Do you have a horse that seems to regularly trip or stumble, either in the front or hind end?
The footing is good. The path is clear. There were no sudden changes to your direction.
The horse is sound and you know the tack fits well. His feet are trimmed. There are no other underlying physical issues that you are aware of.
Yet your horse stumbles here, trips there, and as time goes on, you learn to just quietly ignore it. After all, the horse is trying his best and there's nothing you can do, right?
If you listen carefully, you might even discover that you are more a part of the equation than you give yourself credit for.
It might be something you are doing. Or it might be something you are NOT doing!
Be an active rider so you can help your horse through these moments. Your strong problem-solving skills are just the ticket to helping your horse develop better balance during riding.
Reasons for Stumbling
The root problem might be one, or a combination of these ideas.
1. Horse is heavy on the forehand.
We know the tell-tale signs for that. The horse is heavy on the bit. The front leg strides are bigger than the hind leg strides. The horse might even feel like he is on a downward slope, leaning in to the ground rather than up away from it.
2. Horse's outline is too long and low.
This might come hand-in-hand with #1. Often, we feel we are being "nice" to let a horse stretch his neck up and/or down, because we are taught that a longer rein leads to a softer, lighter contact that is kind. What we aren't always told is that the horse might have to brace his back and tense his muscles to hold a longer body position, especially in order to deal with the weight of a rider in the saddle.
Add to the "strung-out" outline - a hind end that is no longer able to support the weight (because the hind legs have stretched beyond the horse's croup, thereby not allowing for adequate weight carriage) - and there you have it folks - the stumble!
3. Horse speeds up faster and faster in the same gait.

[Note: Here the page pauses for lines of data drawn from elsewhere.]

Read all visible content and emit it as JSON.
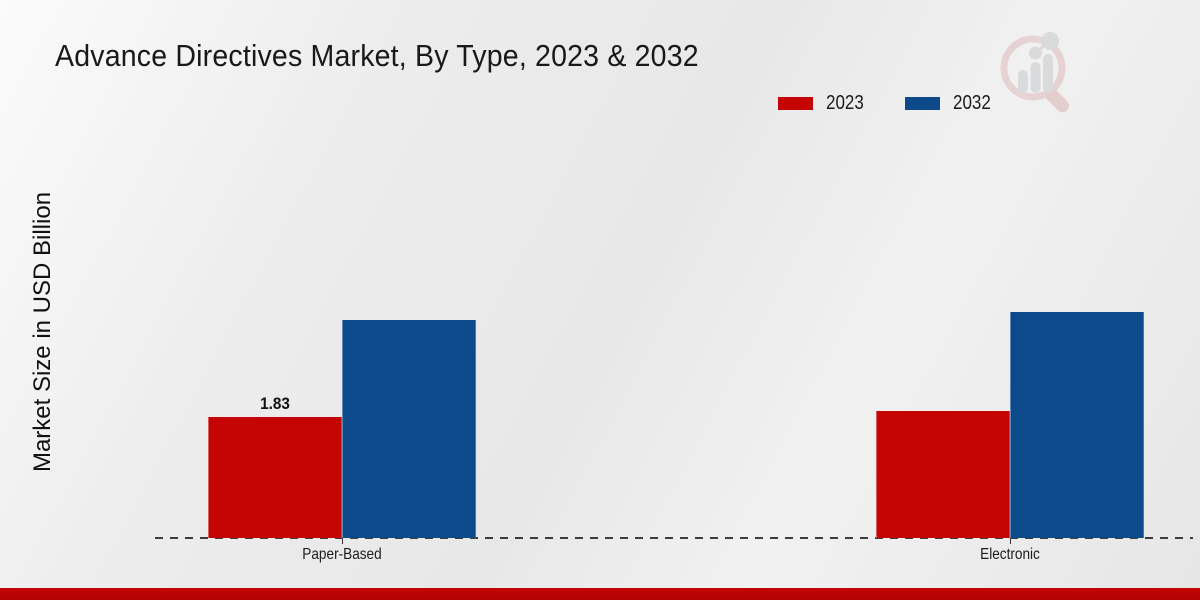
{
  "chart_data": {
    "type": "bar",
    "title": "Advance Directives Market, By Type, 2023 & 2032",
    "ylabel": "Market Size in USD Billion",
    "xlabel": "",
    "categories": [
      "Paper-Based",
      "Electronic"
    ],
    "series": [
      {
        "name": "2023",
        "color": "#c50404",
        "values": [
          1.83,
          1.92
        ]
      },
      {
        "name": "2032",
        "color": "#0d4a8c",
        "values": [
          3.3,
          3.43
        ]
      }
    ],
    "bar_labels": [
      {
        "series_index": 0,
        "category_index": 0,
        "text": "1.83"
      }
    ],
    "ylim": [
      0,
      4.2
    ],
    "grid": false,
    "legend_position": "top-right",
    "axis_line_style": "dashed",
    "units": "USD Billion"
  },
  "colors": {
    "series_2023_red": "#c50404",
    "series_2032_blue": "#0d4a8c",
    "footer_bar_red": "#c30505",
    "baseline_gray": "#3c3c3c",
    "background_gray": "#e8e8e8",
    "title_text": "#191919"
  },
  "icons": {
    "brand_logo": "magnifier-bar-chart-icon"
  }
}
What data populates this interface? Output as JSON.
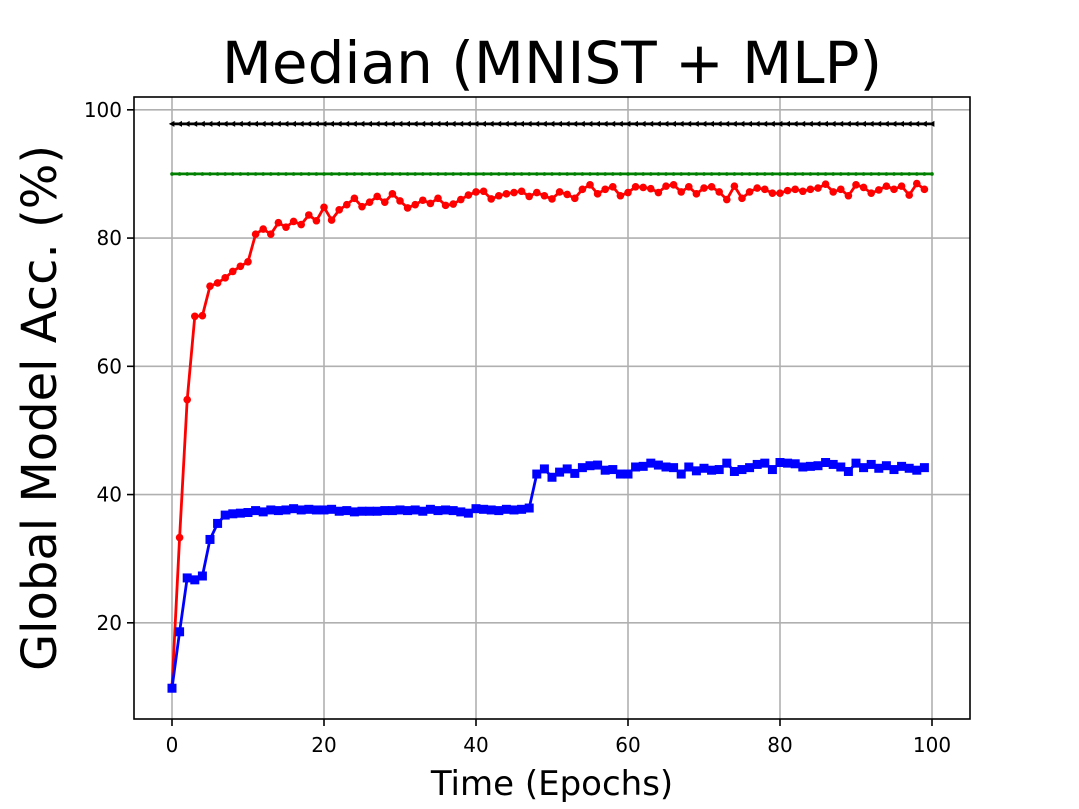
{
  "chart_data": {
    "type": "line",
    "title": "Median (MNIST + MLP)",
    "xlabel": "Time (Epochs)",
    "ylabel": "Global Model Acc. (%)",
    "xlim": [
      -5,
      105
    ],
    "ylim": [
      5,
      102
    ],
    "xticks": [
      0,
      20,
      40,
      60,
      80,
      100
    ],
    "yticks": [
      20,
      40,
      60,
      80,
      100
    ],
    "grid": true,
    "series": [
      {
        "color": "#000000",
        "marker": "triangle-left",
        "x": [
          0,
          100
        ],
        "values": [
          97.8,
          97.8
        ],
        "dense_markers": true
      },
      {
        "color": "#008000",
        "marker": "point",
        "x": [
          0,
          100
        ],
        "values": [
          90.0,
          90.0
        ],
        "dense_markers": true
      },
      {
        "color": "#ff0000",
        "marker": "circle",
        "x": [
          0,
          1,
          2,
          3,
          4,
          5,
          6,
          7,
          8,
          9,
          10,
          11,
          12,
          13,
          14,
          15,
          16,
          17,
          18,
          19,
          20,
          21,
          22,
          23,
          24,
          25,
          26,
          27,
          28,
          29,
          30,
          31,
          32,
          33,
          34,
          35,
          36,
          37,
          38,
          39,
          40,
          41,
          42,
          43,
          44,
          45,
          46,
          47,
          48,
          49,
          50,
          51,
          52,
          53,
          54,
          55,
          56,
          57,
          58,
          59,
          60,
          61,
          62,
          63,
          64,
          65,
          66,
          67,
          68,
          69,
          70,
          71,
          72,
          73,
          74,
          75,
          76,
          77,
          78,
          79,
          80,
          81,
          82,
          83,
          84,
          85,
          86,
          87,
          88,
          89,
          90,
          91,
          92,
          93,
          94,
          95,
          96,
          97,
          98,
          99
        ],
        "values": [
          10,
          33.3,
          54.8,
          67.8,
          67.9,
          72.5,
          73,
          73.8,
          74.8,
          75.6,
          76.3,
          80.6,
          81.4,
          80.6,
          82.4,
          81.7,
          82.6,
          82.1,
          83.6,
          82.7,
          84.8,
          82.8,
          84.4,
          85.2,
          86.2,
          84.9,
          85.6,
          86.5,
          85.6,
          86.9,
          85.8,
          84.7,
          85.2,
          85.9,
          85.4,
          86.2,
          85.1,
          85.3,
          86,
          86.7,
          87.2,
          87.3,
          86.1,
          86.6,
          86.9,
          87.1,
          87.3,
          86.5,
          87.1,
          86.6,
          86.1,
          87.2,
          86.8,
          86.2,
          87.6,
          88.3,
          86.9,
          87.6,
          88,
          86.6,
          87.1,
          88,
          87.9,
          87.7,
          87.1,
          88.1,
          88.3,
          87.2,
          88,
          86.9,
          87.8,
          88,
          87.2,
          86,
          88.1,
          86.2,
          87.2,
          87.8,
          87.6,
          87,
          87,
          87.4,
          87.6,
          87.3,
          87.6,
          87.8,
          88.4,
          87.2,
          87.6,
          86.6,
          88.3,
          87.9,
          87,
          87.5,
          88.1,
          87.6,
          88.1,
          86.7,
          88.5,
          87.6
        ]
      },
      {
        "color": "#0000ff",
        "marker": "square",
        "x": [
          0,
          1,
          2,
          3,
          4,
          5,
          6,
          7,
          8,
          9,
          10,
          11,
          12,
          13,
          14,
          15,
          16,
          17,
          18,
          19,
          20,
          21,
          22,
          23,
          24,
          25,
          26,
          27,
          28,
          29,
          30,
          31,
          32,
          33,
          34,
          35,
          36,
          37,
          38,
          39,
          40,
          41,
          42,
          43,
          44,
          45,
          46,
          47,
          48,
          49,
          50,
          51,
          52,
          53,
          54,
          55,
          56,
          57,
          58,
          59,
          60,
          61,
          62,
          63,
          64,
          65,
          66,
          67,
          68,
          69,
          70,
          71,
          72,
          73,
          74,
          75,
          76,
          77,
          78,
          79,
          80,
          81,
          82,
          83,
          84,
          85,
          86,
          87,
          88,
          89,
          90,
          91,
          92,
          93,
          94,
          95,
          96,
          97,
          98,
          99
        ],
        "values": [
          9.8,
          18.6,
          27,
          26.7,
          27.3,
          33,
          35.5,
          36.8,
          37,
          37.1,
          37.2,
          37.5,
          37.3,
          37.6,
          37.5,
          37.6,
          37.8,
          37.6,
          37.7,
          37.6,
          37.6,
          37.7,
          37.4,
          37.5,
          37.3,
          37.4,
          37.4,
          37.4,
          37.5,
          37.5,
          37.6,
          37.5,
          37.6,
          37.4,
          37.7,
          37.5,
          37.6,
          37.5,
          37.3,
          37.1,
          37.8,
          37.7,
          37.6,
          37.5,
          37.7,
          37.6,
          37.7,
          37.9,
          43.2,
          44,
          42.7,
          43.5,
          44,
          43.3,
          44.2,
          44.5,
          44.6,
          43.8,
          43.9,
          43.2,
          43.2,
          44.3,
          44.4,
          44.9,
          44.6,
          44.3,
          44.2,
          43.2,
          44.3,
          43.7,
          44.1,
          43.8,
          43.9,
          44.9,
          43.6,
          43.9,
          44.2,
          44.7,
          44.9,
          43.9,
          45,
          44.9,
          44.8,
          44.3,
          44.4,
          44.5,
          45,
          44.7,
          44.3,
          43.6,
          44.9,
          44.2,
          44.7,
          44.1,
          44.5,
          43.9,
          44.4,
          44.1,
          43.8,
          44.2
        ]
      }
    ]
  }
}
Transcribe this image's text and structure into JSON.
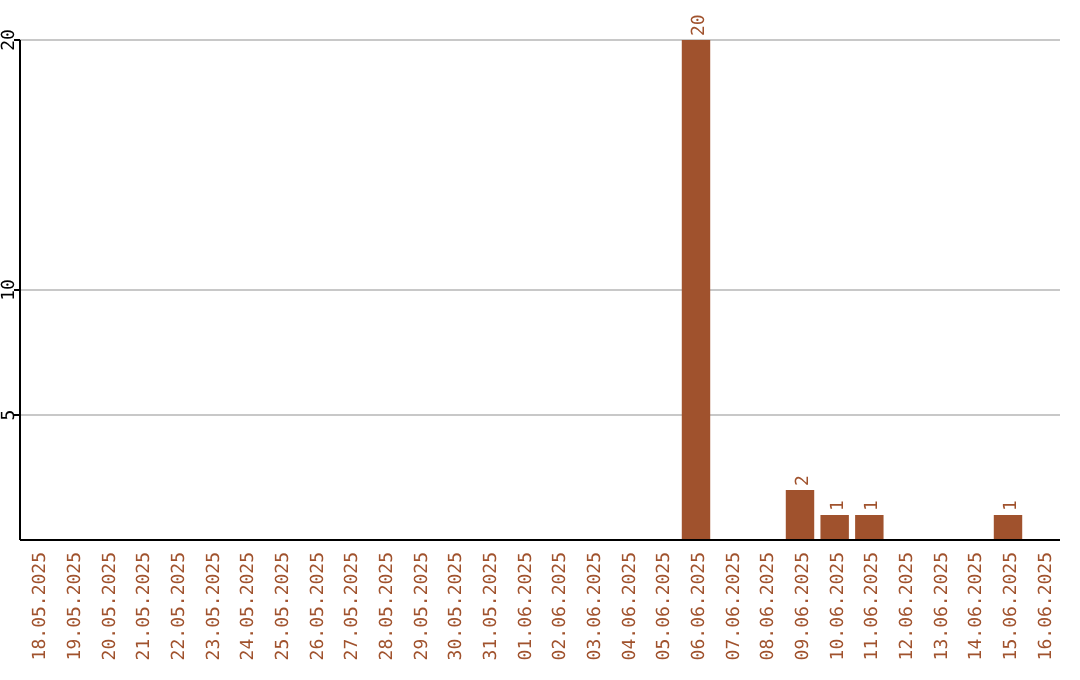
{
  "chart_data": {
    "type": "bar",
    "categories": [
      "18.05.2025",
      "19.05.2025",
      "20.05.2025",
      "21.05.2025",
      "22.05.2025",
      "23.05.2025",
      "24.05.2025",
      "25.05.2025",
      "26.05.2025",
      "27.05.2025",
      "28.05.2025",
      "29.05.2025",
      "30.05.2025",
      "31.05.2025",
      "01.06.2025",
      "02.06.2025",
      "03.06.2025",
      "04.06.2025",
      "05.06.2025",
      "06.06.2025",
      "07.06.2025",
      "08.06.2025",
      "09.06.2025",
      "10.06.2025",
      "11.06.2025",
      "12.06.2025",
      "13.06.2025",
      "14.06.2025",
      "15.06.2025",
      "16.06.2025"
    ],
    "values": [
      0,
      0,
      0,
      0,
      0,
      0,
      0,
      0,
      0,
      0,
      0,
      0,
      0,
      0,
      0,
      0,
      0,
      0,
      0,
      20,
      0,
      0,
      2,
      1,
      1,
      0,
      0,
      0,
      1,
      0
    ],
    "value_labels": [
      null,
      null,
      null,
      null,
      null,
      null,
      null,
      null,
      null,
      null,
      null,
      null,
      null,
      null,
      null,
      null,
      null,
      null,
      null,
      "20",
      null,
      null,
      "2",
      "1",
      "1",
      null,
      null,
      null,
      "1",
      null
    ],
    "color": "#a0522d",
    "ylim": [
      0,
      20
    ],
    "yticks": [
      5,
      10,
      20
    ],
    "grid": "y"
  }
}
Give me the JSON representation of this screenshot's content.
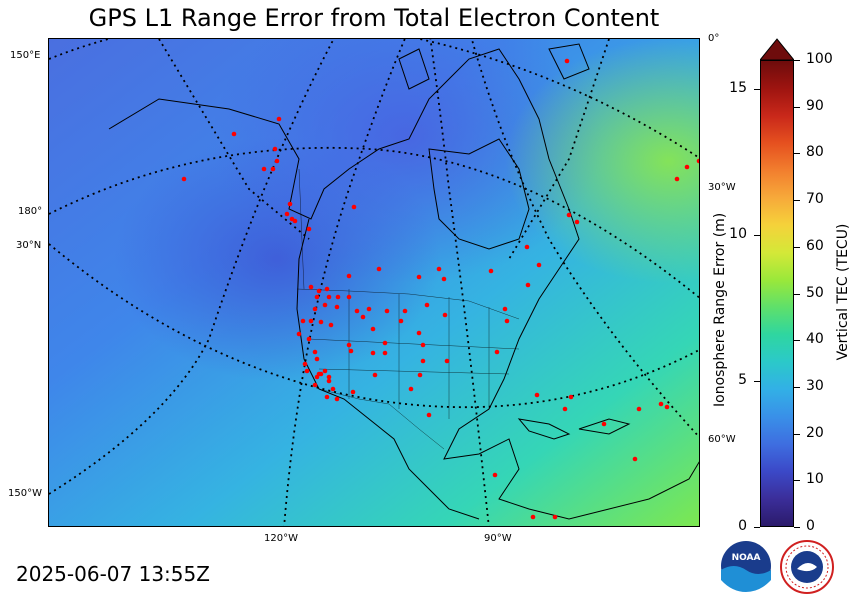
{
  "title": "GPS L1 Range Error from Total Electron Content",
  "timestamp": "2025-06-07 13:55Z",
  "map": {
    "edge_labels": {
      "lat_150e": "150°E",
      "lat_180": "180°",
      "lat_30n": "30°N",
      "lat_150w": "150°W",
      "right_0": "0°",
      "right_30w": "30°W",
      "right_60w": "60°W",
      "bottom_120w": "120°W",
      "bottom_90w": "90°W"
    },
    "station_color": "#ff0000"
  },
  "colorbar": {
    "right_label": "Vertical TEC (TECU)",
    "left_label": "Ionosphere Range Error (m)",
    "tec_ticks": [
      "0",
      "10",
      "20",
      "30",
      "40",
      "50",
      "60",
      "70",
      "80",
      "90",
      "100"
    ],
    "range_ticks": [
      "0",
      "5",
      "10",
      "15"
    ],
    "colors": [
      "#2b1a6b",
      "#3b2e9a",
      "#3b49c8",
      "#3e6ee0",
      "#3990e8",
      "#32b0e6",
      "#2bc9c9",
      "#2fd6a0",
      "#5fe06a",
      "#9ae83a",
      "#d4e838",
      "#f5d23a",
      "#f7a93a",
      "#f27e2e",
      "#e5501f",
      "#c9281a",
      "#9e1410",
      "#6e0c0c"
    ]
  },
  "logos": {
    "noaa": "NOAA",
    "nws": "NATIONAL WEATHER SERVICE"
  }
}
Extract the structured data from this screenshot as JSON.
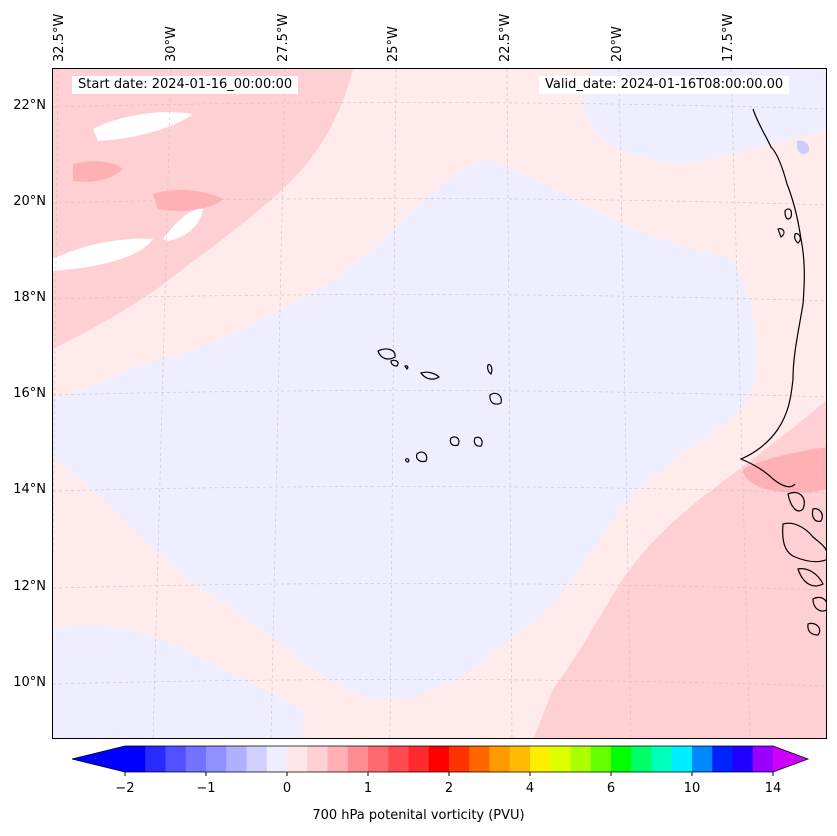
{
  "map": {
    "start_date": "Start date: 2024-01-16_00:00:00",
    "valid_date": "Valid_date: 2024-01-16T08:00:00.00",
    "lon_labels": [
      "32.5°W",
      "30°W",
      "27.5°W",
      "25°W",
      "22.5°W",
      "20°W",
      "17.5°W"
    ],
    "lat_labels": [
      "22°N",
      "20°N",
      "18°N",
      "16°N",
      "14°N",
      "12°N",
      "10°N"
    ],
    "colors": {
      "land_outline": "#000000",
      "gridline": "#bbbbbb",
      "light_pink": "#ffe6e8",
      "pink": "#ffd0d3",
      "mid_pink": "#ffb0b5",
      "pale_blue": "#eeeeff",
      "white": "#ffffff",
      "blue_patch": "#ccccff"
    }
  },
  "colorbar": {
    "label": "700 hPa potenital vorticity (PVU)",
    "ticks": [
      "−2",
      "−1",
      "0",
      "1",
      "2",
      "4",
      "6",
      "10",
      "14"
    ],
    "tick_values": [
      -2,
      -1,
      0,
      1,
      2,
      4,
      6,
      10,
      14
    ],
    "colors": [
      "#0000ff",
      "#2a2aff",
      "#5050ff",
      "#7272ff",
      "#9090ff",
      "#b0b0ff",
      "#d0d0ff",
      "#eeeeff",
      "#ffe6e8",
      "#ffd0d3",
      "#ffb0b5",
      "#ff8c92",
      "#ff6a70",
      "#ff4a50",
      "#ff2a30",
      "#ff0000",
      "#ff3300",
      "#ff6600",
      "#ff9900",
      "#ffbb00",
      "#ffee00",
      "#ddff00",
      "#aaff00",
      "#66ff00",
      "#00ff00",
      "#00ff66",
      "#00ffbb",
      "#00eeff",
      "#0088ff",
      "#0022ff",
      "#2200ff",
      "#9900ff"
    ],
    "extend_min_color": "#0000ff",
    "extend_max_color": "#cc00ff"
  }
}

A horse that tends to move his legs faster and faster when you ask for more impulsion or a gait change is a good candidate for a stumble. Again, his weight (and yours) falls forward and the front legs have to carry the majority of the impact.
4. Inadequate engagement.
The opposite can also be true. The horse that "sucks back" is bracing with his front end, effectively pushing backward or lacking enough energy to maintain balance while progressing forward in space. This active tension can be a cause for stumbling.
5. Horse needs extra help on one side.
A horse with a weak side (for example, a weak left stifle) could have trouble bringing that hind leg up with the same amount of strength and fluidity as the rest of the body. After the true source of the problem is identified and addressed (i.e. call a veterinarian!), you can support that side with more active riding aimed at building up the muscles around the joint.
6. Horse is overly crooked.
Some horses are particularly stiff to one side. This might be influenced by a natural cause (born that way), or from previous incorrect riding. In either case, much attention needs to be given to at least straightening the horse (even if it is too difficult to get a true bend) while he is moving.
7. You shift your weight to the horse's forehand.
Riders often lean forward in movement. As bi-peds, it is what we are naturally programmed to do! However, "listen" carefully to your horse when he stumbles. If he tends to trip when you lean forward, you know the reason why. In this case, you will need to hold your weight back, even if you want to ride in two-point or go over a jump. You can hold your weight and change your posture - just be aware!
4 Steps to Prevent Stumbling
1. Leg on for impulsion.
Even the fast-footed horse can be disengaged and needs to bring his hind end underneath him. So put your legs on and be ready for more movement! Lighten the contact as you apply the legs.
2. Commit your body to the energy surge.
The horse should lurch forward a bit. This is good. Go with him. Be sure you don't stop the forward inclination by pulling back on the bit.
3. Straighten the horse (if needed).
Use the energy surge to straighten the horse, left or right as needed. Just guide the energy into straightness, don't stifle it.
This is key. Without the half-halt immediately after the energy surge, you tell the horse to run away. You don't want your horse to flee your aids, so within a moment after your legs and straightness, you half-halt should come on (brace your seat, back, arms momentarily) to control the energy you just created.
The idea is to re-balance that energy surge to the hind end rather than let it run out the front end. Think half-halts and use them as often as necessary to help your horse maintain balance. Constantly work on that re-balance - you may need to do the whole thing three, four, five times in a row, in rhythm with the horse's strides, to help the horse understand he needs to sift his weight backward.
This might be very difficult for a horse (and rider) that is not used to working from the hind end. But it is essential, first, to prevent the stumble, and second, to keep the horse sound long-term. Good luck!